一方で、企業はサイバー保険への加入が難しくなっていると感じている。その主な理由は以下の通りだ。
- 保険料の高騰
- 保険条項で規定された、加入者に求められるリスクやコンプライアンス要件の厳格化
ロンドンを拠点とする保険市場Lloyd’s of Londonは2022年8月、保険商品の引き受けおよび運用を担う引受保険会社に対し、2023年3月末以降、国家が支援するサイバー攻撃を補償対象から除外するよう呼び掛けた。この目的は、サイバー攻撃の被害組織に対する補償を、保険市場が賄い切れなくなるリスクを低減することだ。Lloyd’s of Londonは企業に対し、国家が関与するサイバー攻撃の手口が複雑であることを認識して、デューデリジェンス(適正評価)を実施するよう奨励している。
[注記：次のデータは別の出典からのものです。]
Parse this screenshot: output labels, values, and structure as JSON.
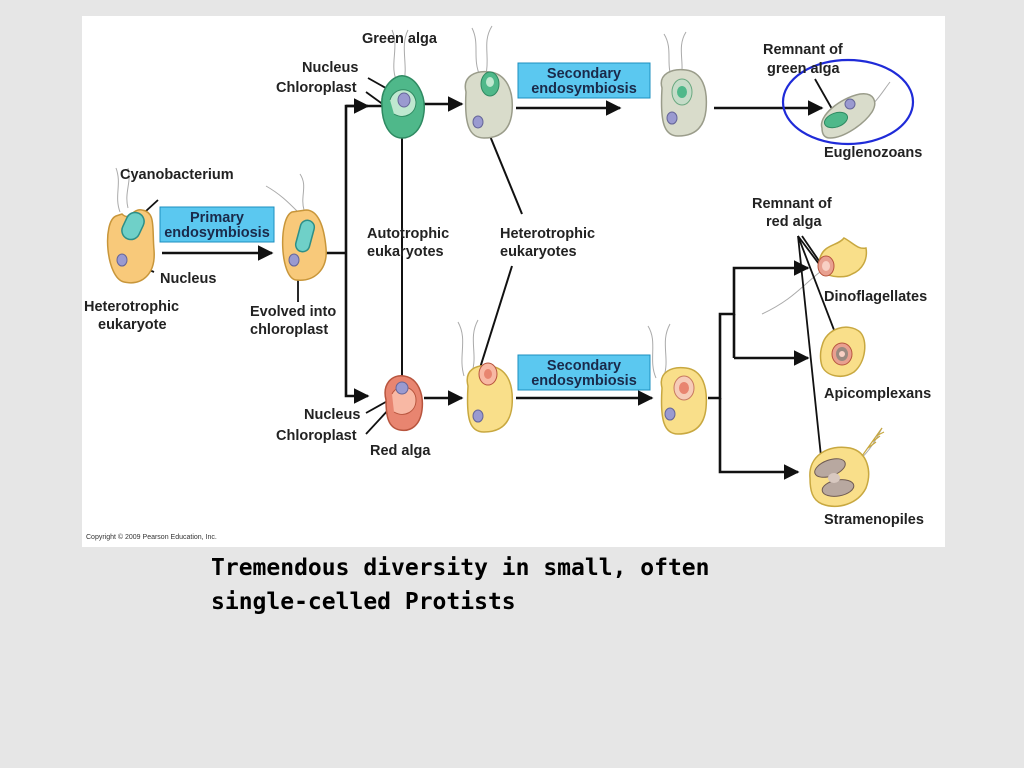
{
  "labels": {
    "green_alga": "Green alga",
    "nucleus_top": "Nucleus",
    "chloroplast_top": "Chloroplast",
    "cyanobacterium": "Cyanobacterium",
    "primary_1": "Primary",
    "primary_2": "endosymbiosis",
    "nucleus_left": "Nucleus",
    "hetero_1": "Heterotrophic",
    "hetero_2": "eukaryote",
    "evolved_1": "Evolved into",
    "evolved_2": "chloroplast",
    "auto_1": "Autotrophic",
    "auto_2": "eukaryotes",
    "heteros_1": "Heterotrophic",
    "heteros_2": "eukaryotes",
    "secondary_top_1": "Secondary",
    "secondary_top_2": "endosymbiosis",
    "secondary_bottom_1": "Secondary",
    "secondary_bottom_2": "endosymbiosis",
    "remnant_green_1": "Remnant of",
    "remnant_green_2": "green alga",
    "euglenozoans": "Euglenozoans",
    "remnant_red_1": "Remnant of",
    "remnant_red_2": "red alga",
    "dinoflagellates": "Dinoflagellates",
    "apicomplexans": "Apicomplexans",
    "stramenopiles": "Stramenopiles",
    "nucleus_bottom": "Nucleus",
    "chloroplast_bottom": "Chloroplast",
    "red_alga": "Red alga"
  },
  "copyright": "Copyright © 2009 Pearson Education, Inc.",
  "caption": {
    "line1": "Tremendous diversity in small, often",
    "line2": "single-celled Protists"
  },
  "colors": {
    "box_fill": "#5bc8f0",
    "box_stroke": "#1d8fbf",
    "cell_fill": "#f8c97a",
    "cell_yellow": "#f9df8a",
    "green_alga": "#4fb88a",
    "red_alga": "#e88570",
    "grey_cell": "#d9dccb",
    "highlight_circle": "#1f2bd8"
  }
}
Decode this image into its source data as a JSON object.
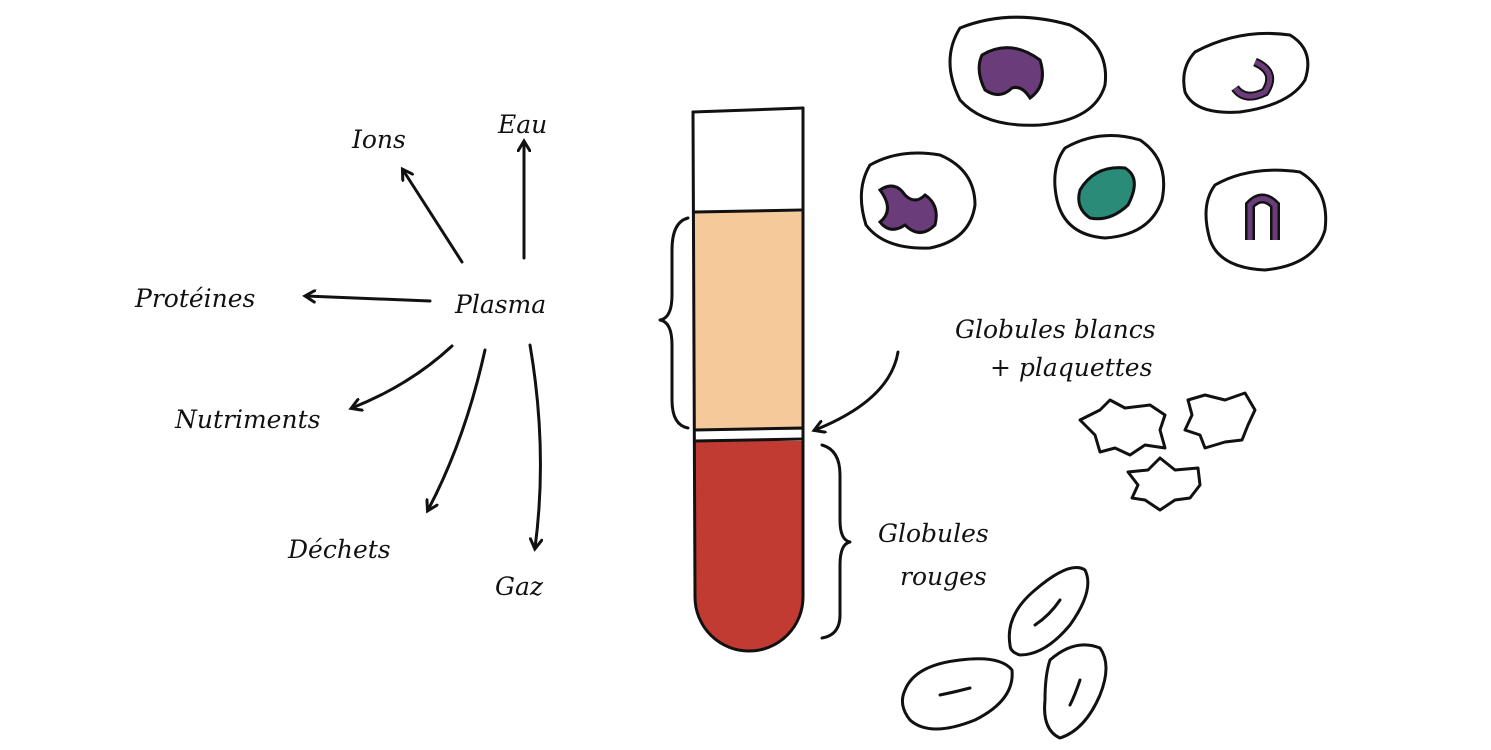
{
  "labels": {
    "plasma": "Plasma",
    "ions": "Ions",
    "eau": "Eau",
    "proteines": "Protéines",
    "nutriments": "Nutriments",
    "dechets": "Déchets",
    "gaz": "Gaz",
    "globules_blancs_line1": "Globules blancs",
    "globules_blancs_line2": "+ plaquettes",
    "globules_rouges_line1": "Globules",
    "globules_rouges_line2": "rouges"
  },
  "colors": {
    "plasma": "#F5C99A",
    "red_cells": "#C23B33",
    "wbc_purple": "#B08AC0",
    "wbc_purple2": "#9B72B0",
    "wbc_pink": "#E98FAA",
    "wbc_teal": "#A9DCCD",
    "wbc_salmon": "#F4A3A3",
    "nucleus": "#6A3C7A",
    "nucleus_teal": "#2A8C78",
    "platelet": "#C7A6D6"
  }
}
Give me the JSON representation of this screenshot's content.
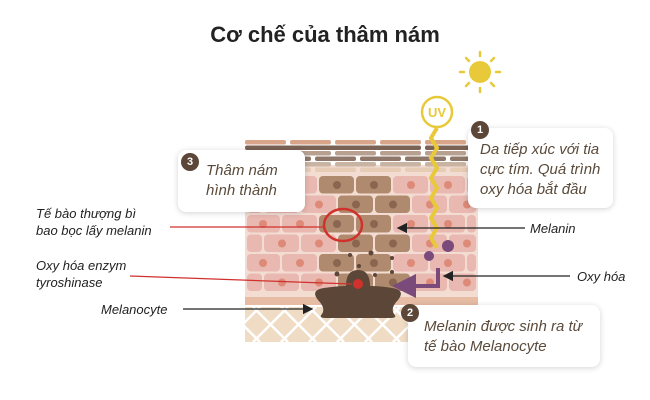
{
  "title": "Cơ chế của thâm nám",
  "uv_label": "UV",
  "steps": [
    {
      "number": "1",
      "text_lines": [
        "Da tiếp xúc với tia",
        "cực tím. Quá trình",
        "oxy hóa bắt đầu"
      ]
    },
    {
      "number": "2",
      "text_lines": [
        "Melanin được sinh ra từ",
        "tế bào Melanocyte"
      ]
    },
    {
      "number": "3",
      "text_lines": [
        "Thâm nám",
        "hình thành"
      ]
    }
  ],
  "labels": {
    "epidermal_cells": [
      "Tế bào thượng bì",
      "bao bọc lấy melanin"
    ],
    "enzyme": [
      "Oxy hóa enzym",
      "tyroshinase"
    ],
    "melanocyte": "Melanocyte",
    "melanin": "Melanin",
    "oxidation": "Oxy hóa"
  },
  "colors": {
    "accent_dark": "#5b4638",
    "uv_yellow": "#e8c93a",
    "red": "#d0312d",
    "purple": "#7a4a7a",
    "skin_pink": "#e9b8b0"
  }
}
セキュリティベンダーのTier-3 Pty(Huntsman Securityの名称で事業展開)は、2022年8月にサイバー保険に関する調査結果を公表した。それによると、保険に加入する金銭的余裕がなかったり、保険への加入を拒否されたり、著しい補償範囲の制限をかけられたりする組織の数は、2022年から2023年末にかけて倍増する見込みだという。